Es ist ein Jammer, dass heute alles und jedes verrammelt wird, wie etwa auch der untere Eingang der Grube I. Dasselbe gilt für das Bergwerk in Walenstadt, wo man bis vor wenigen Jahren noch unten einsteigen, durch den Berg hoch und oben wieder aussteigen konnte.

Beim Klemmblock unter Grube IV geh ich übrigens zuweilen auch links um den Klemmblock rum, statt rechts den Seilen nach, d.h. am roten Punkt vorbei auf Deinem Foto. Ziemlich schuttig und lebendig zwar, aber auch eine machbare Alternative. Nur keinesfalls, wenn man als Gruppe unterwegs ist und sich unten noch welche in der Zustiegsrinne befinden!
Und beim Spalt zwischen oberem Eingang von Grube I und Aufstieg zu Eingang Grube II kann man mit etwas Vorsicht auch direkt beim Kreuz links vorne durch. Wer nicht vor hat, zur Grube II hochzusteigen, sondern lediglich im Vorbeiweg zum Gemsweidaufstieg ist, kann sich auf diese Weise auch eine wortwörtliche kleine "Genussrunde" durch den Spalt gestalten.

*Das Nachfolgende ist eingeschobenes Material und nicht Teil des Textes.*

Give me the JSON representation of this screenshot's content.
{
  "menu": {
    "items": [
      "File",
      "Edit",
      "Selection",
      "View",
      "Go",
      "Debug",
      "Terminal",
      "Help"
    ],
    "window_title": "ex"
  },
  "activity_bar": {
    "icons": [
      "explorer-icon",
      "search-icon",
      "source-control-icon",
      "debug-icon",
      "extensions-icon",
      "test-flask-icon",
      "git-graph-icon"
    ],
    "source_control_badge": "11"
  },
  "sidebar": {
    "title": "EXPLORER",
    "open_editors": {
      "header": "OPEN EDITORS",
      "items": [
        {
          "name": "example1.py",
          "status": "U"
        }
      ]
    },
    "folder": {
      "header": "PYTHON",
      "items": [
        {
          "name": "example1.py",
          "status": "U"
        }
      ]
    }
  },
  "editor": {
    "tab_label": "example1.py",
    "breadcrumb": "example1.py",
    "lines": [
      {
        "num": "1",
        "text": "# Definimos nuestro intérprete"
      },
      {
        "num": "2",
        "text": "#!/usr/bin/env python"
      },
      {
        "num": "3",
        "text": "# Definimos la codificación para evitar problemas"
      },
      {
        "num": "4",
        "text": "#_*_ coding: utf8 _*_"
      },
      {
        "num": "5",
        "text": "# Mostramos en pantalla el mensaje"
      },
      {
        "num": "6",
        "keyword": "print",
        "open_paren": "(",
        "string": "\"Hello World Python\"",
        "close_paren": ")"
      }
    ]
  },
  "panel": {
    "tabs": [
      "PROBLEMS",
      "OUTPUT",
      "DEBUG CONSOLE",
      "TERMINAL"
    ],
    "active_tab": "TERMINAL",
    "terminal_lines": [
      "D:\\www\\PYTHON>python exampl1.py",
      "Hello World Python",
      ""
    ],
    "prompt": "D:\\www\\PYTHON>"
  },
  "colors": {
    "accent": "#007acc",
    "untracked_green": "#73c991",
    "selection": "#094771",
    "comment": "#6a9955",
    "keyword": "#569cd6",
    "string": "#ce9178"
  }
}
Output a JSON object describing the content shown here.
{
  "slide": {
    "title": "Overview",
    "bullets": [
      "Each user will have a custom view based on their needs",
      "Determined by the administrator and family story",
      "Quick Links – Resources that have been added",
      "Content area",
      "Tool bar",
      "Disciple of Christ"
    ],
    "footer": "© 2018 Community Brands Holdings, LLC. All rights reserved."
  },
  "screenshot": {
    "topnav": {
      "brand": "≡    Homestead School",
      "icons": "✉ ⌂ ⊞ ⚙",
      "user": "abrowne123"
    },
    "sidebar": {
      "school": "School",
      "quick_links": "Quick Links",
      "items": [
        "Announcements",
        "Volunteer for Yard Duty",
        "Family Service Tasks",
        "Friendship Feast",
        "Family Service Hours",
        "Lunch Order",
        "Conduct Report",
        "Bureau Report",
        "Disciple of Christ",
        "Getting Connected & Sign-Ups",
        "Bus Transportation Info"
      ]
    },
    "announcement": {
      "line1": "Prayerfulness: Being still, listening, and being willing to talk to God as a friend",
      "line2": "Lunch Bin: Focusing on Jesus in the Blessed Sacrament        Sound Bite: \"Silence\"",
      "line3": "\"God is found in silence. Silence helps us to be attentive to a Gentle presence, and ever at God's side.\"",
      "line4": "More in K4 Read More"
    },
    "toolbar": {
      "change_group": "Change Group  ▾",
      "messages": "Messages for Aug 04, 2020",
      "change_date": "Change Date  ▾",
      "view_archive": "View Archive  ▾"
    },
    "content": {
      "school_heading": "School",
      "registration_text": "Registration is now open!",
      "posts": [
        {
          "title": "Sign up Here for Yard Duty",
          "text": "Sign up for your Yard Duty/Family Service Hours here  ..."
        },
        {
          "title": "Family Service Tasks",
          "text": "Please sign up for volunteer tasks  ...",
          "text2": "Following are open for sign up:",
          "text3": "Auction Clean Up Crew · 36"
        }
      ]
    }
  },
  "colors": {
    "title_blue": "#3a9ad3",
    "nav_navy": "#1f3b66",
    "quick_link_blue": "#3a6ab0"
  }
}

Beim Gedenkkreuz für Werner Gräppi hab ich bisher noch jedes Mal kurz nachgesonnen, was wohl der Hintergrund dazu ist. Nun kann ich das endlich einordnen - danke für diese Information! Wurde Dir denn auch zugetragen, was damals wirklich geschah? Ist er am Wändchen vor der Grube II gestürzt?

LG
bergstrolch

rhenus hat gesagt: RE:Absolut genial!
Gesendet am 23. November 2023 um 09:47
Es freut mich, dass mein Beitrag dein und lainari's Interesse findet. Besten Dank für deine Hinweise. Wohl wegen Vandalismus und auch aus Haftungsgründen wurden die beiden Zugänge der Grube I verschlossen, was ich bedaure. Werner Gräppi, ehemaliger Mineur und Vorarbeiter, war einer der treibenden Kräfte, welche in den 80-er Jahren das heutige Schaubergwerk initiierten. Gräppi begeisterte mit seinem sympathischen Wesen und dem einzigartigen Wissen viele Besucher des Gonzenbergwerks. Soweit ich weiss, verunfallte er tragischerweise bei einer Führung infolge eines Fehltritts in der Gemswaid.

bergstrolk hat gesagt: RE:Absolut genial!
Gesendet am 24. November 2023 um 20:58
Herzlichen Dank!

kopfsalat hat gesagt:
Gesendet am 23. November 2023 um 10:42
Die Stolleneingänge sind auch auf map.geo.admin.ch eingezeichnet.